Local configuration reaches into all the layers, since you can configure all of them. Karya’s configuration is “self-hosted”, i.e. written in Haskell along with the rest of the app, so there’s really no firm line between configuring it and modifying its code. However, things in Local
are set up for easy modification.
tuning How to configure non-12TET tuning.
Don’t hesitate to look at haddock documentation or the source. Since using karya probably involves writing code that interacts with the internal APIs, you’ll need to be familiar with at least some of the implementation. Sometimes the documentation isn’t exported as haddock, so if the haddock seems sparse try the “source” link. Whenever possible, I try to keep documentation in the haddock, since it’s easier to keep up to date if it’s next to the code that implements it.
My blog has notes I have taken during development. It’s mostly just notes to myself.
Karya is divided into several layers, corresponding to the top level directories in the source tree:
fltk - Low level C++ to draw the GUI. Nothing much interesting here unless you like reading C++. But if you do, get in there and make it better, I’m no good at it.
Ui - The UI level has the data structures that hold the score, all collected in Ui.Ui.State. They mostly correspond directly to what is visible in the GUI. This is what gets saved when you save a score. If you study the UI state and follow some of the links, you can get an idea of what a score actually is.
Cmd - Cmds take user input and transform the Ui state. This layer handles all user interaction. Cmd.Cmd.State is the non-score app state. If you study the Cmd state and follow links, you can get an idea of the various features supported. The UI state plus the Cmd state is all the state in the app, except the GUI state stashed in C++, so if you have a handle on those two then you have a good handle on the whole program.
Derive - The deriver interprets the Ui State and turns into into a stream of lower level events. It implements the “tracklang” language documented in the derivation docs.
Perform - The perform layer turns Derive output into a backend specific format, e.g. MIDI messages or lilypond score. It’s also responsible for “playing” the output, e.g. scheduling MIDI messages with the MIDI driver or calling lilypond.
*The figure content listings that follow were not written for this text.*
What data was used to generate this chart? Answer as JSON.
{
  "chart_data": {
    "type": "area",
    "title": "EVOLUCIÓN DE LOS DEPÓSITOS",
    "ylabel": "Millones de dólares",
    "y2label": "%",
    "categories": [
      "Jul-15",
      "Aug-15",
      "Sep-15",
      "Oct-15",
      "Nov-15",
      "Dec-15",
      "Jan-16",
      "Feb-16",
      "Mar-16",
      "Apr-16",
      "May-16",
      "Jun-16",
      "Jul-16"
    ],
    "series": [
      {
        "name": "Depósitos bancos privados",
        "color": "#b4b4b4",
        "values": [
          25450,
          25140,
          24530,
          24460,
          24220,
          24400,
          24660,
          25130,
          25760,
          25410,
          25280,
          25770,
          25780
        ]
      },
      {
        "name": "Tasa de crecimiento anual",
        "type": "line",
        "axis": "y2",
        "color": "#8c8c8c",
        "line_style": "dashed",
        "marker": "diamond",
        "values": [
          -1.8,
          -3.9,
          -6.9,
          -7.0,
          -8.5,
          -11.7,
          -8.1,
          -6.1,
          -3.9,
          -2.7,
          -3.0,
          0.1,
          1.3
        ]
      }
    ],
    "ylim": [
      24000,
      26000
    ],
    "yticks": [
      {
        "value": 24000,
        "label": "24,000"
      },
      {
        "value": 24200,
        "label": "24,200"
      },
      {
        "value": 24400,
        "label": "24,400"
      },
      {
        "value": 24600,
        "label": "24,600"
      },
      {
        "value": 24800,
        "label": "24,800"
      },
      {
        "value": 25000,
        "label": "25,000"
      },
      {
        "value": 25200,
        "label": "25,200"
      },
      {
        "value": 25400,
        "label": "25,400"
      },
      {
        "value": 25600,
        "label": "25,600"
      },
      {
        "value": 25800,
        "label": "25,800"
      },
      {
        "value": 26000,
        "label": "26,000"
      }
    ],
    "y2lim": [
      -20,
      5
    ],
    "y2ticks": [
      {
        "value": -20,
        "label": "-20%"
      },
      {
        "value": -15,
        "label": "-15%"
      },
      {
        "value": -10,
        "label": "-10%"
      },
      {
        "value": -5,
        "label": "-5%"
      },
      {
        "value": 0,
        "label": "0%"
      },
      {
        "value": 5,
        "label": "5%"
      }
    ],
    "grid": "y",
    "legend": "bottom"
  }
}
The main program is called seq
, but there are a few auxiliary programs:
logview - LogView.LogView is a separate program that formats log output. The karya GUI doesn’t have a place for global information, so logview serves this purpose too. When log messages display stack traces, you can double click them to highlight their positions in the score.
browser - Instrument.Browser is a simple browser for the instrument database. To the UI and Derive layers, an instrument is just a text string, but they have quite a bit of extra information associated with them which is important to the performer.
make_db - If the instruments involve expensive operations like parsing directories full of sysex messages, they can serialize the parsed instruments to disk. What this is exactly depends on the per-synth definitions in Local/Instrument/. make_db
just runs each instrument’s make_db
function.
repl - This connects to a running sequencer and lets you interact at the programmatic level by sending haskell expressions to be evaluated in the Cmd context. send
is a one-off version of repl that can be used to send a single command.
extract_doc - This extracts documentation and saves it as HTML. That includes the global keymap, builtin calls, and builtin scales.